Updated: May 19, 2026

Curation of Computational Chemical Libraries Demonstrated with Alpha-Amino Acids
08:21

Curation of Computational Chemical Libraries Demonstrated with Alpha-Amino Acids

Published on: April 13, 2022

Note on naive Bayes based on binary descriptors in cheminformatics.

Joe A Townsend1, Robert C Glen, Hamse Y Mussa

  • 1Unilever Centre for Molecular Science Informatics, Department of Chemistry, University of Cambridge, Lensfield Road, Cambridge CB2 1EW, UK.

Journal of Chemical Information and Modeling
|August 21, 2012
PubMed
Summary
This summary is machine-generated.

Naive Bayes classifiers using binary descriptors (NBCBBD) can efficiently select features in cheminformatics.

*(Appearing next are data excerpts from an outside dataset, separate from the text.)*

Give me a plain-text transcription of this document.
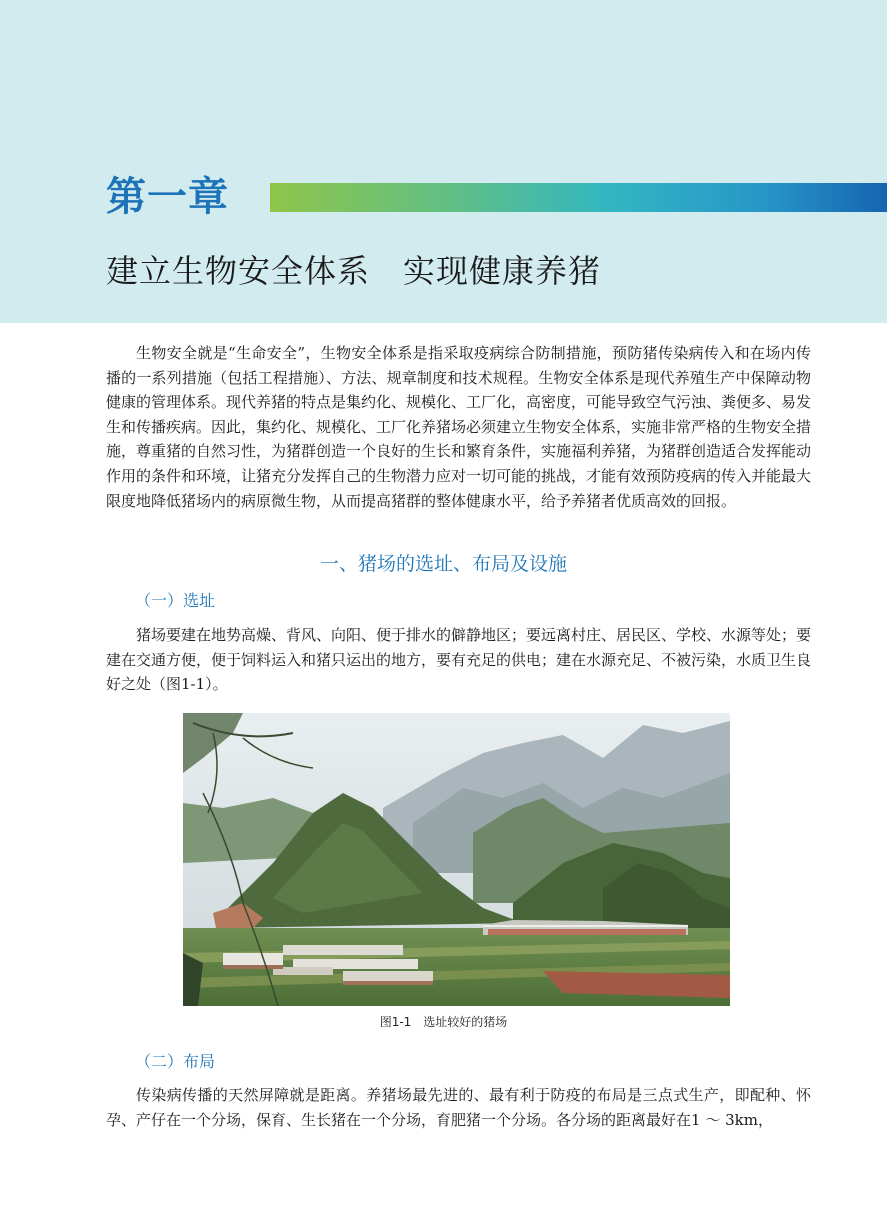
第一章
建立生物安全体系　实现健康养猪

生物安全就是“生命安全”，生物安全体系是指采取疫病综合防制措施，预防猪传染病传入和在场内传播的一系列措施（包括工程措施）、方法、规章制度和技术规程。生物安全体系是现代养殖生产中保障动物健康的管理体系。现代养猪的特点是集约化、规模化、工厂化，高密度，可能导致空气污浊、粪便多、易发生和传播疾病。因此，集约化、规模化、工厂化养猪场必须建立生物安全体系，实施非常严格的生物安全措施，尊重猪的自然习性，为猪群创造一个良好的生长和繁育条件，实施福利养猪，为猪群创造适合发挥能动作用的条件和环境，让猪充分发挥自己的生物潜力应对一切可能的挑战，才能有效预防疫病的传入并能最大限度地降低猪场内的病原微生物，从而提高猪群的整体健康水平，给予养猪者优质高效的回报。

一、猪场的选址、布局及设施
（一）选址

猪场要建在地势高燥、背风、向阳、便于排水的僻静地区；要远离村庄、居民区、学校、水源等处；要建在交通方便，便于饲料运入和猪只运出的地方，要有充足的供电；建在水源充足、不被污染，水质卫生良好之处（图1-1）。

图1-1　选址较好的猪场
（二）布局

传染病传播的天然屏障就是距离。养猪场最先进的、最有利于防疫的布局是三点式生产，即配种、怀孕、产仔在一个分场，保育、生长猪在一个分场，育肥猪一个分场。各分场的距离最好在1 ～ 3km，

However, NBCBBD is a linear classifier, limiting its effectiveness for nonlinearly separable data.

Related Experiment Videos

Last Updated: May 19, 2026

Curation of Computational Chemical Libraries Demonstrated with Alpha-Amino Acids
08:21

Curation of Computational Chemical Libraries Demonstrated with Alpha-Amino Acids

Published on: April 13, 2022

Area of Science:

  • Cheminformatics
  • Machine Learning
  • Bioinformatics

Background:

  • Naive Bayes classifiers are widely used in cheminformatics for classifying chemical compounds.
  • These classifiers often represent compounds using binary descriptors (absent/present).
  • The efficiency and applicability of these methods for feature selection are of significant interest.

Purpose of the Study:

  • To describe the use of a naive Bayes classifier based on binary descriptors (NBCBBD) as an efficient feature selector in cheminformatics.
  • To highlight the inherent limitations of NBCBBD as a linear classifier for nonlinearly separable data.
  • To evaluate the performance of NBCBBD for compound classification tasks.

Main Methods:

  • Utilized a naive Bayes classifier based on binary descriptors (NBCBBD).
  • Employed NBCBBD as a feature selection method.
  • Tested the algorithm on a subset of the MDDR dataset for active/inactive compound classification.

Main Results:

  • Demonstrated that NBCBBD can be an efficient feature selector for cheminformatics applications.
  • Confirmed that NBCBBD, being a linear classifier, is suboptimal for nonlinearly separable compound data.
  • Evaluated classification performance on a benchmark molecular dataset.

Conclusions:

  • NBCBBD offers an efficient approach to feature selection in cheminformatics.
  • The linear nature of NBCBBD restricts its utility for complex, nonlinearly separable datasets.
  • Further research may explore hybrid or non-linear approaches for improved compound classification.